The first time Homura tells anyone about Madoka she is on a twelve-hour flight from Tokyo to London. She’s just spent the better part of four years studying theory, two of them with Fugisaki himself, but the only place even considering field drops is Oxford. Kuuybey warned her, in his mild way, that she is still under contract, but Homura doesn’t see any reason for England to be under fewer evil attacks than Japan, or anywhere else in the world, for that matter.

This is not exactly Homura’s first flight, but it’s her first time on an airplane and she looks around, sizing it up. She has an aisle seat, in case of a disturbance, plus she’ll be able to get up and stretch her legs. This is something she should do, according to the reading she’s done. She remembers she should drink lots of fluids and takes a sip from the overpriced bottle of water she’d purchased at the airport.  

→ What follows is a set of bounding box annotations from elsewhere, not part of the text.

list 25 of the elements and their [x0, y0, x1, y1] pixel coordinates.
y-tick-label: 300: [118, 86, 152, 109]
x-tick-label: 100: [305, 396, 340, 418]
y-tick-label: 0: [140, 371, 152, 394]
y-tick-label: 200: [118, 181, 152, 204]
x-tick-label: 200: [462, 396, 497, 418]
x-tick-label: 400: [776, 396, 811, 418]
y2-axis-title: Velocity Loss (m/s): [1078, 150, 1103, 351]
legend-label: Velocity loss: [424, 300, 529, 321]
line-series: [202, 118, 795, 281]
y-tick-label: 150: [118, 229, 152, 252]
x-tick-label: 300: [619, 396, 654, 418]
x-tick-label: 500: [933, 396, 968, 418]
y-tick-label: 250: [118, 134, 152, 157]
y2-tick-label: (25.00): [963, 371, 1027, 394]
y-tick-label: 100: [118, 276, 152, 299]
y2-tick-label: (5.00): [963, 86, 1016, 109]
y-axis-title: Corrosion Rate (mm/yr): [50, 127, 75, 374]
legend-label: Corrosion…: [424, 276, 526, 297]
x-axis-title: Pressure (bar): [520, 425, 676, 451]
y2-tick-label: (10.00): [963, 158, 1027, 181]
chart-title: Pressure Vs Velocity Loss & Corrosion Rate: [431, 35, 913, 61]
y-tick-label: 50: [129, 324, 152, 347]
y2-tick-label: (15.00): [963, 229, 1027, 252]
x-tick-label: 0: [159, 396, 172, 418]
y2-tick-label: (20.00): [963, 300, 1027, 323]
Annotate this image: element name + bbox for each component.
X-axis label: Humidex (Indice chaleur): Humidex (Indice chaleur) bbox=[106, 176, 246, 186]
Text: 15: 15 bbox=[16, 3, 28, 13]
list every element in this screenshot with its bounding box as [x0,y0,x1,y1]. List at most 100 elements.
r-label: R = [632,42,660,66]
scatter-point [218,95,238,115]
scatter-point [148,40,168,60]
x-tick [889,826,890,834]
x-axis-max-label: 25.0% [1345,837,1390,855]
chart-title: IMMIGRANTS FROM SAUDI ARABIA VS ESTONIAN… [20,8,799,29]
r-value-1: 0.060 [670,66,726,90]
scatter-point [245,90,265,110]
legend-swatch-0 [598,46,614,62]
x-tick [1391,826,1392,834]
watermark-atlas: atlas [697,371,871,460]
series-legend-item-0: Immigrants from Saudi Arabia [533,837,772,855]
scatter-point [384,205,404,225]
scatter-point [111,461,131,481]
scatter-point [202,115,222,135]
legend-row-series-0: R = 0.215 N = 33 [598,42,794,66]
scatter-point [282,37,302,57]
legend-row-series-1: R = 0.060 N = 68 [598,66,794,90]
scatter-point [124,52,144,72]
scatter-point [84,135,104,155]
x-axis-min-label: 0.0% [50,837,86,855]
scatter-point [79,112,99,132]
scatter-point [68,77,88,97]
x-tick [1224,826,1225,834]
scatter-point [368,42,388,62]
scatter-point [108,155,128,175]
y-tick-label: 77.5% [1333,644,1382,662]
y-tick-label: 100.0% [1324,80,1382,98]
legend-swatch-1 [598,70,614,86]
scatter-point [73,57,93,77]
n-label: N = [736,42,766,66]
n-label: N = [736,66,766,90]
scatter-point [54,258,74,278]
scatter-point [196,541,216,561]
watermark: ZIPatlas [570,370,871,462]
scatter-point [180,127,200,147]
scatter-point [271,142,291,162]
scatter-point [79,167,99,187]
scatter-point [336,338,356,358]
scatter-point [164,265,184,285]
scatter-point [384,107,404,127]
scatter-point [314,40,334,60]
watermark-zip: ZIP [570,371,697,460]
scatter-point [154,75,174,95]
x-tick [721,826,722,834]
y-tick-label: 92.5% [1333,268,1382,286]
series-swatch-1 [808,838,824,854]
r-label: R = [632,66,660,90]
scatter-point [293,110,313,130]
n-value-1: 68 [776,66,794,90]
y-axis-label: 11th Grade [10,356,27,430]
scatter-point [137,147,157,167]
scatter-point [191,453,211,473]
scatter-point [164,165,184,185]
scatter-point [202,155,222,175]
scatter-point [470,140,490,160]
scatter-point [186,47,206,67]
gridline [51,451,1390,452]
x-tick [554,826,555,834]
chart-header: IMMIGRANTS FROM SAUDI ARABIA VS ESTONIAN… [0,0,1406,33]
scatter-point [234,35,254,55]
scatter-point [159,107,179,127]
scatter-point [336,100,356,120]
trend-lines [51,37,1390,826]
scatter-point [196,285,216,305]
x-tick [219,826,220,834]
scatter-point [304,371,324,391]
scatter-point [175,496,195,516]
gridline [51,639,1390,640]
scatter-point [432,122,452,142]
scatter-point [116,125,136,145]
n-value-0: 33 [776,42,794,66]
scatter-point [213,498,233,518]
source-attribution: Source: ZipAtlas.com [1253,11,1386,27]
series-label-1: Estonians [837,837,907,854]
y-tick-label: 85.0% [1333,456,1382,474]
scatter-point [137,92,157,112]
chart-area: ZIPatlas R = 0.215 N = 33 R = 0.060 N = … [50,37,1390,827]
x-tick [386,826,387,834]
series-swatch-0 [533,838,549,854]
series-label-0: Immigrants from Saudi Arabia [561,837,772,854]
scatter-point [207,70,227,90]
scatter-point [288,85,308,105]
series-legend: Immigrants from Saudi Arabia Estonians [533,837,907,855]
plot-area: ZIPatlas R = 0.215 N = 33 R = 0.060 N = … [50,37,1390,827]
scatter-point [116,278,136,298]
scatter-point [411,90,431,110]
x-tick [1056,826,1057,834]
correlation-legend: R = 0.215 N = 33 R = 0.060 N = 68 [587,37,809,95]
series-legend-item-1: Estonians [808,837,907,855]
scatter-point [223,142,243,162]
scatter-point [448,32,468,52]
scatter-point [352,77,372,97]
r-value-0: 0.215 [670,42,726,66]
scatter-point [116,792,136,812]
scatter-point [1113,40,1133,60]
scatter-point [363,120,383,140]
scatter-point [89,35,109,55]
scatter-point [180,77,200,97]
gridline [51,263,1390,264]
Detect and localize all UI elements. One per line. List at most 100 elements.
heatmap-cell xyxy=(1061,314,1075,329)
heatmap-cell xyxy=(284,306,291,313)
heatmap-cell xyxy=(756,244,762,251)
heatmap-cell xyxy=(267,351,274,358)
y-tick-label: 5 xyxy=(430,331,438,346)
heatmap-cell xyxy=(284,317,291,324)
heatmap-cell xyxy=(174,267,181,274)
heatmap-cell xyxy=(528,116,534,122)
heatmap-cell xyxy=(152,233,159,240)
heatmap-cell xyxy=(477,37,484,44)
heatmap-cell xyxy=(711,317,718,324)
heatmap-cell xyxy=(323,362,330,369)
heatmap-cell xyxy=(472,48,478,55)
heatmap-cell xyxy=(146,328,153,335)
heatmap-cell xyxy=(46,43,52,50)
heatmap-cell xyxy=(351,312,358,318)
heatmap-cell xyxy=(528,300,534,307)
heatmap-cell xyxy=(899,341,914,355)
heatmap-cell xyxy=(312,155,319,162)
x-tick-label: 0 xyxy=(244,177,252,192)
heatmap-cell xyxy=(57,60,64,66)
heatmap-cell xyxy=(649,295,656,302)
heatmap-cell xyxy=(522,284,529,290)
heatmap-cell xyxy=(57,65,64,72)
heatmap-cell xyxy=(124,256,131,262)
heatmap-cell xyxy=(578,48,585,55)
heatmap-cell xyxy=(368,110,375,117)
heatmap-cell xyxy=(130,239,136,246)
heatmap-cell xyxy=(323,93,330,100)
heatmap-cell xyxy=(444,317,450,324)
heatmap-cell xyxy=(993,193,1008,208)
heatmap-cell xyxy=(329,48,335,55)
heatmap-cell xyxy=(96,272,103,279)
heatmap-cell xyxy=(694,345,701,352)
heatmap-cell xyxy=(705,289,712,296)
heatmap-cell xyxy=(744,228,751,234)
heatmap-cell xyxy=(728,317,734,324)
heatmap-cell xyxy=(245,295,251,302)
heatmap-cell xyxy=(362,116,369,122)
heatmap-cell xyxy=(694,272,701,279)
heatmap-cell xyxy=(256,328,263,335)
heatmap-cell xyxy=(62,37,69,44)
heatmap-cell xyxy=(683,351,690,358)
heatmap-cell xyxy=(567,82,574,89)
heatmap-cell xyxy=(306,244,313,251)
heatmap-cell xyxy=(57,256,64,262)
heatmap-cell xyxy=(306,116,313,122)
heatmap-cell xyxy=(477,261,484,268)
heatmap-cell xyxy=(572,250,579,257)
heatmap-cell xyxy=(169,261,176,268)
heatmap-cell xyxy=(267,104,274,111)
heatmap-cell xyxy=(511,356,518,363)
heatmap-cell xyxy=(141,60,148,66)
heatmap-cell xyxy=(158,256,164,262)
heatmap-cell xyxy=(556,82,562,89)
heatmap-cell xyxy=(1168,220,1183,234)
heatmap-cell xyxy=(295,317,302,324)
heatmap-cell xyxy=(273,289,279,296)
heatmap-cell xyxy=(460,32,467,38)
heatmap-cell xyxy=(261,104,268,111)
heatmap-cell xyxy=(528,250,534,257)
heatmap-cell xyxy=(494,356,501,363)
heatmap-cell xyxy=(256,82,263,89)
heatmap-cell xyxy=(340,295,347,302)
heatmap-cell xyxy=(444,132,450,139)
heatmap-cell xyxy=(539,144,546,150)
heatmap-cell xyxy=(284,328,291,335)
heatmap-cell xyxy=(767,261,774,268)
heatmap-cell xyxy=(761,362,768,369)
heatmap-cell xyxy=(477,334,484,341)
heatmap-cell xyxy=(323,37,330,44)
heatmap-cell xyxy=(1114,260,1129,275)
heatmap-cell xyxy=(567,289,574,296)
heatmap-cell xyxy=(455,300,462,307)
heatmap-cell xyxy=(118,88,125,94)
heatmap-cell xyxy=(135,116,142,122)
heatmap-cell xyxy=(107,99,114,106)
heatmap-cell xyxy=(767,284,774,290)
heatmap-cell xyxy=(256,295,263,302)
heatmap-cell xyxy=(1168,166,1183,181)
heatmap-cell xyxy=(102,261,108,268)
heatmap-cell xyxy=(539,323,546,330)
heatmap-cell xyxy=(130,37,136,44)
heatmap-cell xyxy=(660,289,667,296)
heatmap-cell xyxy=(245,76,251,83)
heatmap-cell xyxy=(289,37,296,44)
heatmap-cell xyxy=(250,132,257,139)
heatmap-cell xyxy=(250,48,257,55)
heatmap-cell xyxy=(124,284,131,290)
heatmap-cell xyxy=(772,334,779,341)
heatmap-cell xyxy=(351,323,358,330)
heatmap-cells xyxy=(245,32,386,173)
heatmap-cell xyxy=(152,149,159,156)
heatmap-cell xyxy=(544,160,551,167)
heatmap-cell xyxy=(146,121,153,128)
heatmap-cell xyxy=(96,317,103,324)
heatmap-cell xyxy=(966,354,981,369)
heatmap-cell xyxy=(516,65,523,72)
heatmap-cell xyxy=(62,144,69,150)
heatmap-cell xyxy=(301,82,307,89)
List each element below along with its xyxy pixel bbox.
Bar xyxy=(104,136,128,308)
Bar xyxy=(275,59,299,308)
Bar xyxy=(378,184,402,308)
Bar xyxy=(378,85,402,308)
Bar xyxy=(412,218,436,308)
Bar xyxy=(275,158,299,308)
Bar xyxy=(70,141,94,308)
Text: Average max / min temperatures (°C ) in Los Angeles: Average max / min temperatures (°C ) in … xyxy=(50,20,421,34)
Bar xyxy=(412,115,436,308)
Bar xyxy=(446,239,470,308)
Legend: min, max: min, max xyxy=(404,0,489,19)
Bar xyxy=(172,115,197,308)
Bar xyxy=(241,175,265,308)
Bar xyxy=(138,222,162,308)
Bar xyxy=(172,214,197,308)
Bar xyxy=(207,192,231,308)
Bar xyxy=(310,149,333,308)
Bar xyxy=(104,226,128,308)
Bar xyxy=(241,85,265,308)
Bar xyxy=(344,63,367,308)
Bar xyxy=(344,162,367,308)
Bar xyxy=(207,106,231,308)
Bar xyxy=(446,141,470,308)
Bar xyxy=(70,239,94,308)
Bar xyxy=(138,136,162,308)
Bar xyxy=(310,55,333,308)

Several of her fellow undergraduates will be joining Homura’s graduate program, and one of them is on her flight; she’d successfully avoided him in the departure lounge, but now she can see the back of his head, three aisles up, two seats over. Luckily his nearest toilets are on his far side. She’ll have to hope that if he gets up, he doesn’t see her on the way back to his seat.

Homura had had to keep her head down and study hard at university to get this far, and she has farther still to go. Time travel is an extremely competitive field. She still needs to be picked as a candidate for drops. She can’t afford distractions like friends and even small talk.

The plane departs, and when they level off, Homura tips her seat as far back as it will go and digs out her facemask. She doesn’t imagine she’ll get much rest, not with the roar from the engines, not to mention the other passengers, but she can at least try to relax. When she closes her eyes though, she finds that the noise has melted away as if by magic, and she sleeps after all.

Homura wakes up just before they begin their descent into London. She gets up to go pee and gets back to her seat just as the fasten seatbelts sign blinks on. She feels almost awake as she peers past the middle-aged Japanese woman sitting next to her. She sees only clouds and the occasional blue patch when she looks out the window. She sits back, obscurely disappointed.

The woman smiles and asks her if she slept well, if this is her first trip to London. Homura smiles back and says yes and yes, it is, and she discovers that the woman’s son works for a London investment firm and that he and his wife have a new baby boy, five months old, and that she hopes he’ll be at the airport when her plane lands this time. My son, not my grandson. Though it would be nice for my grandson to be here, too.

I’m meeting an old friend, Homura says impulsively. My first love, she adds, more quietly. She looks across the aisle and sees roads and trees and buildings though the opposite window, all in miniature and at a crazy angle.

How wonderful, just like a story, the woman exclaims, and presses Homura for the names of her favourite dramas.

Homura grips the arms of her seat as they hit the runway and hopes it won’t be too much longer now until she sees Madoka again.

:: :: ::

 

Notes:

Slight crossover with Connie Willis's Oxford Time Travel Universe, but you don't need to be familiar with that universe to read this story.

Title from "Away" by Kathleen Edwards.